Commander: How could you do this to me? Who are you that you could do this?
Spock: First Officer of the Enterprise.
[She slaps him]
Spock: [Unflinching] What is your present mode of execution?

Two technical notes: First, the Enterprise here goes Warp 9, which should blow the ship up. Second, this episode features a lot of beaming onto and off of shielded ships, which should be impossible.

Grade

D

The Balance of Terror

Balance of Terror (Memory Alpha; HD Video) is the first episode to show the Romulans and the first to show space combat. It feels much more like a modern-day show, with a brisk pace, action, and a serious B-Plot. It is easily the best episode since The Naked Time.

My friend Gabe talks about his racial sensitivity class at work being taught using a Star Trek episode, and this is that episode. Here the Enterprise crew gets humanity’s first glimpse of the Romulans, and to their surprise, they look like Spock. In the episode this causes all sorts of suspicions, and I can see how it would inform a good class, because that’s exactly what it’s supposed to do.

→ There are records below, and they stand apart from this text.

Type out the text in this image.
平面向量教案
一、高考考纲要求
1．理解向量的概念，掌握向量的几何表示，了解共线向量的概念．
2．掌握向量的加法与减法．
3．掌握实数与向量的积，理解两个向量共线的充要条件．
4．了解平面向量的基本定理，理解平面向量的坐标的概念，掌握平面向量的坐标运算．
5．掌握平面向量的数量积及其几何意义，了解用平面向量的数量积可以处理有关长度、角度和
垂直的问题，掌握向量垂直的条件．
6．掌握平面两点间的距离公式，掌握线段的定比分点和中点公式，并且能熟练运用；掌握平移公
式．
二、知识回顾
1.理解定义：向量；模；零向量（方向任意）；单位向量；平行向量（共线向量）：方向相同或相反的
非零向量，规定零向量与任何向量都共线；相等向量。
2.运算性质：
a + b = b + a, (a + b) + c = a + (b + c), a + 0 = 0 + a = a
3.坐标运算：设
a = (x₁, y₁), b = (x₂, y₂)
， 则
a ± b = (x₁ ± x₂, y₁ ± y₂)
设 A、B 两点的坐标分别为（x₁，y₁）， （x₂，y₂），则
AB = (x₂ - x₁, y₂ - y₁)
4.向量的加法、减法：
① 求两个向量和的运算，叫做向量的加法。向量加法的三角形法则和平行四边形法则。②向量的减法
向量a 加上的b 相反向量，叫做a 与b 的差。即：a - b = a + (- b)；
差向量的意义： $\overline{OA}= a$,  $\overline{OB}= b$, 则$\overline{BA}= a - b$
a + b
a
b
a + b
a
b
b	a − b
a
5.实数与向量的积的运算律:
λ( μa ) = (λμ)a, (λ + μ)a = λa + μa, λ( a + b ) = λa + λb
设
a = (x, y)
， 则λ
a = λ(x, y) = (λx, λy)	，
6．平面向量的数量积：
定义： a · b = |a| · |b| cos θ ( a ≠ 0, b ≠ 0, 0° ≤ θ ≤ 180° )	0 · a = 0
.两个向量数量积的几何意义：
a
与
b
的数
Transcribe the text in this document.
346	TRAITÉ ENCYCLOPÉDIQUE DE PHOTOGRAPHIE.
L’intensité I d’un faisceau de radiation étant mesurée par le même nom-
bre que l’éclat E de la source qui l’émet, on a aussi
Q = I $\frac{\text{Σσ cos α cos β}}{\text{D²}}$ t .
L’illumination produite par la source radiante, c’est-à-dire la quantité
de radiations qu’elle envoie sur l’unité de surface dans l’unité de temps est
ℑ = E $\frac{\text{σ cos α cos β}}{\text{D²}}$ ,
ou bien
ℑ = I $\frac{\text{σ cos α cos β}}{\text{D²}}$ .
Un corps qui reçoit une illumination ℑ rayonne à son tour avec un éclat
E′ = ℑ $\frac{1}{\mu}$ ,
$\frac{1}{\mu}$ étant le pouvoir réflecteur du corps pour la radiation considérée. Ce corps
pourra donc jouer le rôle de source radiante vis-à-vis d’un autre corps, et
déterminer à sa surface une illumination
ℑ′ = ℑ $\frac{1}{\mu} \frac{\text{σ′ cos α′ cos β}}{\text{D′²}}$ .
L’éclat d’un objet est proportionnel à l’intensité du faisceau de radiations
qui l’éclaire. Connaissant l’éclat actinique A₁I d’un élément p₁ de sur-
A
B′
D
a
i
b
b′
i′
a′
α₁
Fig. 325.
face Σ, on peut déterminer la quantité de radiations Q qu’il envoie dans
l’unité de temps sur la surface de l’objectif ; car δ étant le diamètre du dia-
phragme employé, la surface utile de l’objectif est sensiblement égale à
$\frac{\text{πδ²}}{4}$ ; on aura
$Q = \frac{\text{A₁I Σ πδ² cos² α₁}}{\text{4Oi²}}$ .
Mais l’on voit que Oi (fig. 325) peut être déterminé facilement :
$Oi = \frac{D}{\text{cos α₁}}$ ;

But better is that the Romulans are treated as a worthy enemy. They are not the usual mad scientist or creepy weirdos; they are a race of honorable warriors who follow a call of duty, much like the TNG representation of the Klingons.

The episode proper is a chase with fight scenes interspersed throughout. There are tactics and tricks and discoveries, and it’s got a nice rising tension.

But what made it really good was the B-Plot, about two crewmen whose wedding Kirk is to officiate. Their story adds a new humanity to the crew of the Enterprise beyond just the command staff, and makes you remember that there’s over 400 people aboard.